Just my personal thoughts. HF out of undergrad is a no brainer if and only if it's a large AUM, established fund (>$10b) and you are sure you want to go down the HF route. Biggest drawback clearly is you become pigeonholed to HFs from the get go which is why I recommend being sure you want to go down that path. The obvious comparison is IB > PE > HF. I think starting from undergrad is effectively just accelerating you to that last stage and I think most people who have gone down that classic path do end up staying in HF for the long haul anyway. Everyone gets 'pigeonholed' at some point. IB > PE > HF just delays this by giving you time to explore what might fit you best. To most people that's important because honestly who knows what you like when you're in college. But to some who are clear about it, might as well jump in with two feet. I personally would take such an opportunity if it came to me as I do believe there is value in learning to think like an investor or just being familiar with stocks which can put you ahead of some of your peers (3-4 years is a long time in the HF world). In reality though - large AUM HF seats right out of undergrad are just so rare (if they even exist) and so IB is the best bet out of undergrad. Definitely would not want to go to a small HF out of undergrad versus BB IB for example. 

Mar 26, 2021 - 11:10pm

Yeah this makes a lot of sense. But what exactly causes this pigeonholing? It's very difficult to get into a HF out of undergrad, so why would it be hard to pivot into different roles later on? Is it because of how specialized the HF skillset is? 

Mar 27, 2021 - 12:08am

Read, read, read and read some more. Listen to podcasts like "masters in business" everyone always says read.

Also your response above was pretty brutal wont lie (not being mean). Your username is poker related so guessing you into it. So have some risk skills.

Think of your pitch as "a hand of poker" what cards you have, whats out there what scenarios you look at (based on river etc..). Start to be much more direct in the way you see the market and how you could model it out.

Mar 27, 2021 - 10:16am

I've tried poker, I've tried investing, and poker is by far the easier of the two. In poker there's a defined winning strategy.

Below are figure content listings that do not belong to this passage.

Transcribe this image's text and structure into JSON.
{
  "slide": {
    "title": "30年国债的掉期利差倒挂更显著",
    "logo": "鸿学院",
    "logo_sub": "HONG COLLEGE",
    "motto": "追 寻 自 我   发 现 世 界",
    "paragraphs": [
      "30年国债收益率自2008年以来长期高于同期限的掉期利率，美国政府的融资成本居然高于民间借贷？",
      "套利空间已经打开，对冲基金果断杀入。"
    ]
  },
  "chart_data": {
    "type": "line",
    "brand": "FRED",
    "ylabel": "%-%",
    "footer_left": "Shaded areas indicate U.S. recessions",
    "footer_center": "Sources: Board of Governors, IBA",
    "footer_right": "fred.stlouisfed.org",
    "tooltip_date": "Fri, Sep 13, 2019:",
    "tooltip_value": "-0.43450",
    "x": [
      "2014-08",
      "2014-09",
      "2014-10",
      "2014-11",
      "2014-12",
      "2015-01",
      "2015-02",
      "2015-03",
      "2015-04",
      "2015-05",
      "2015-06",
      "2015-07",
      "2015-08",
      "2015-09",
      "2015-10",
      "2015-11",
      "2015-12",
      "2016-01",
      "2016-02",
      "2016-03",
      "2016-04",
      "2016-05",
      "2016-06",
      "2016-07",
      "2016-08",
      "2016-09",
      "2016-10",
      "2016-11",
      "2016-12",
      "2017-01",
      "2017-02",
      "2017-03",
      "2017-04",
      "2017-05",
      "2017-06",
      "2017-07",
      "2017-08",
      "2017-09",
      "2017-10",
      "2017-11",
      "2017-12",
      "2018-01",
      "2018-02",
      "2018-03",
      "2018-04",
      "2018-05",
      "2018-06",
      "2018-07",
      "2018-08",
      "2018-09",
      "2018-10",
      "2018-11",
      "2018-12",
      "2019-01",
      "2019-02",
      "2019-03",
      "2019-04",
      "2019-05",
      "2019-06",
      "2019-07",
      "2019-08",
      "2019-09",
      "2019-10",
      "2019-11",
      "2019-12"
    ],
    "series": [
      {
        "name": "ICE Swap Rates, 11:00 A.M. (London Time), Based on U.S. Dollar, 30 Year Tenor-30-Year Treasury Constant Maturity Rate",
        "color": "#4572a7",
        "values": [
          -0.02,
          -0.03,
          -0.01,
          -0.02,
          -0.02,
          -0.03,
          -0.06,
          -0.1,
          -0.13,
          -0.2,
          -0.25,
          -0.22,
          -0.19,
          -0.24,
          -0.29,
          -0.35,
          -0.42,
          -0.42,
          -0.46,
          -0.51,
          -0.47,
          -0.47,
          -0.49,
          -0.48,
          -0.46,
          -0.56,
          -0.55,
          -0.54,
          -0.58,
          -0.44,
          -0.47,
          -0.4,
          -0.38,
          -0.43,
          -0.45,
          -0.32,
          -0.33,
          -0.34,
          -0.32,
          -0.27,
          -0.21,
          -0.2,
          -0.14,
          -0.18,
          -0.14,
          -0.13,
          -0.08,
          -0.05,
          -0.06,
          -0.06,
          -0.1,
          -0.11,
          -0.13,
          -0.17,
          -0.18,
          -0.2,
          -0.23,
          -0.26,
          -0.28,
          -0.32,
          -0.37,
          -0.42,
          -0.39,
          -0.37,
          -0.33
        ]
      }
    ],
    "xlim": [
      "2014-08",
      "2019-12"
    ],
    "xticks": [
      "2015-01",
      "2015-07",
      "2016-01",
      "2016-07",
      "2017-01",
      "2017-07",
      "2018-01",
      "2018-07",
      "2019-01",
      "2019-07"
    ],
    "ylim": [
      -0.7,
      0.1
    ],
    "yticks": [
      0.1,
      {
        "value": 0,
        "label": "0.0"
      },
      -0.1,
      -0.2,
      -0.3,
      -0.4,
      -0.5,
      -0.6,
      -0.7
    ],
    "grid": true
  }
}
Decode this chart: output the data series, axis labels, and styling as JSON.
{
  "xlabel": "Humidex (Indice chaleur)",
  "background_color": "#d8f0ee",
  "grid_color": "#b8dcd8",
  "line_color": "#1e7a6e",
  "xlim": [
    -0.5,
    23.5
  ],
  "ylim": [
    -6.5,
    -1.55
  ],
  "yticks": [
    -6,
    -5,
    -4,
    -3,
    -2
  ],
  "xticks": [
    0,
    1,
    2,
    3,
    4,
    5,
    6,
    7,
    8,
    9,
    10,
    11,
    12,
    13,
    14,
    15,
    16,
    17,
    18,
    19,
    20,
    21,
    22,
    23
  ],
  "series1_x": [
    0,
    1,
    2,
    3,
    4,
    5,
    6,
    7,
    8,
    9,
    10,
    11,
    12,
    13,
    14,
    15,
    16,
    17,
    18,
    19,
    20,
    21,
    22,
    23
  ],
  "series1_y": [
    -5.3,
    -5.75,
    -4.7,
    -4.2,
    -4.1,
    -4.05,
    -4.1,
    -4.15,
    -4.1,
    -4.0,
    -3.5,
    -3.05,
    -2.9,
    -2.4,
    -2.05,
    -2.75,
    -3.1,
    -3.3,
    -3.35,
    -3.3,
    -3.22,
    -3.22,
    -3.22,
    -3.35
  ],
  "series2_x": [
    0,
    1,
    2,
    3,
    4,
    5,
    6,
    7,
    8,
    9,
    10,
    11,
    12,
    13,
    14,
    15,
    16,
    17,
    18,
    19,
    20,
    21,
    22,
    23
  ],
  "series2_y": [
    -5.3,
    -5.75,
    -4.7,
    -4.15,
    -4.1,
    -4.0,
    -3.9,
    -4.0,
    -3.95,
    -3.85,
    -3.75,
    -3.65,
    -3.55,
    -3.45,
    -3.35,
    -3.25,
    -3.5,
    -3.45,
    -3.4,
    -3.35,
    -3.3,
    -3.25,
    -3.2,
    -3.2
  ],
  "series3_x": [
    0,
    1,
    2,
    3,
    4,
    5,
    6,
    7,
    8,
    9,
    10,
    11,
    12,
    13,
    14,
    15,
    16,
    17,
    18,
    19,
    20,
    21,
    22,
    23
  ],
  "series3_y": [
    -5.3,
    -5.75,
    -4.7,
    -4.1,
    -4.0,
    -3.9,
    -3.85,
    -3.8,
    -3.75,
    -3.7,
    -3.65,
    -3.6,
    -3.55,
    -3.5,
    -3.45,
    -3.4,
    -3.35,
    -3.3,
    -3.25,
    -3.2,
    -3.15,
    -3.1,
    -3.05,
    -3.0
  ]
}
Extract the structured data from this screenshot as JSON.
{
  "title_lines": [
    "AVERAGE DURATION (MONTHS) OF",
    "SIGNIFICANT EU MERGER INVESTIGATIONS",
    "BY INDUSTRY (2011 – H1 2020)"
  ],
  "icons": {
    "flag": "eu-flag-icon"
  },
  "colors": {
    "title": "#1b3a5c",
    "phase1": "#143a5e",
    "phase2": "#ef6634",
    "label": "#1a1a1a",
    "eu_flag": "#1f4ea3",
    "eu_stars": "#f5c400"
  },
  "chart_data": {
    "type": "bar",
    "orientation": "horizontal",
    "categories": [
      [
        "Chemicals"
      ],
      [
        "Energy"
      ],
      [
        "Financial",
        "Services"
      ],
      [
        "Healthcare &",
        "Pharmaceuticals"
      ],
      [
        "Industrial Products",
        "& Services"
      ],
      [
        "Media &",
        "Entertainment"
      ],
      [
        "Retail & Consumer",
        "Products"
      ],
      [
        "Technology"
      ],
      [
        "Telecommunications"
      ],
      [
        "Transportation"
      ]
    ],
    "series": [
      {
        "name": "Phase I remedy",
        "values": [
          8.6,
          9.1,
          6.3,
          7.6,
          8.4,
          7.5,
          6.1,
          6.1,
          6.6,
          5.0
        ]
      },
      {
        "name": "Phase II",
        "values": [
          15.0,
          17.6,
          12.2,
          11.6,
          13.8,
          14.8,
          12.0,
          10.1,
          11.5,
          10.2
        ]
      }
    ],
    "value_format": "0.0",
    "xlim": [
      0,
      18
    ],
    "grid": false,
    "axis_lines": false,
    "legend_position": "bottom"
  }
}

If you stick to it, you will make money. If you deviate from it, you can make even more money. Your enemies are mainly dumb gamblers and low level thinkers. 

The stock market is a different beast. Everyone is out there grinding trying to squeeze out an edge, and you need to spend days to weeks thinking through an idea and there's no objective way to tell if your strategy is winning or you're just plain lucky. 

Mar 27, 2021 - 8:03am

It's pretty funny, because the way things work is once you get a buyside job out of undergrad, you can just immediately "give up" after all that hard work. You don't need to know anything about markets and there's definitely not any more work to do. What actually happens is everyone just addresses you as a "baller" and tells you how awesome and prestigious you are everyday of your life, and pay you more than you can ever dream of. You win.

Mar 27, 2021 - 10:21am

I know in my post I come across as naive and uninformed (which I am) but I'm still a freshman and have a long ways to go. I want to be in an environment where you're rewarded based on skill and not schmoozing. I think I'm intelligent enough to figure things out, even if I don't know them at the moment. 

Maybe I don't want a buyside gig and it's different from what I imagine. Worst case scenario I'm overprepared to go into IB, and can probably even pivot into tech or startups since I'm planning on taking quantitative courses. I don't know what I will want in the future, but I know what I want now and I'm taking steps to go there. 

Mar 27, 2021 - 11:23am

Yes you have a lot of time as a freshman, but I think if you're going to go any of those routes you're much better off committing 100% to what you are doing. The sooner you can adjust your attitude to what the reality will be like the better. People who are still 'figuring it out' by the time they show up on the job usually end up in bschool.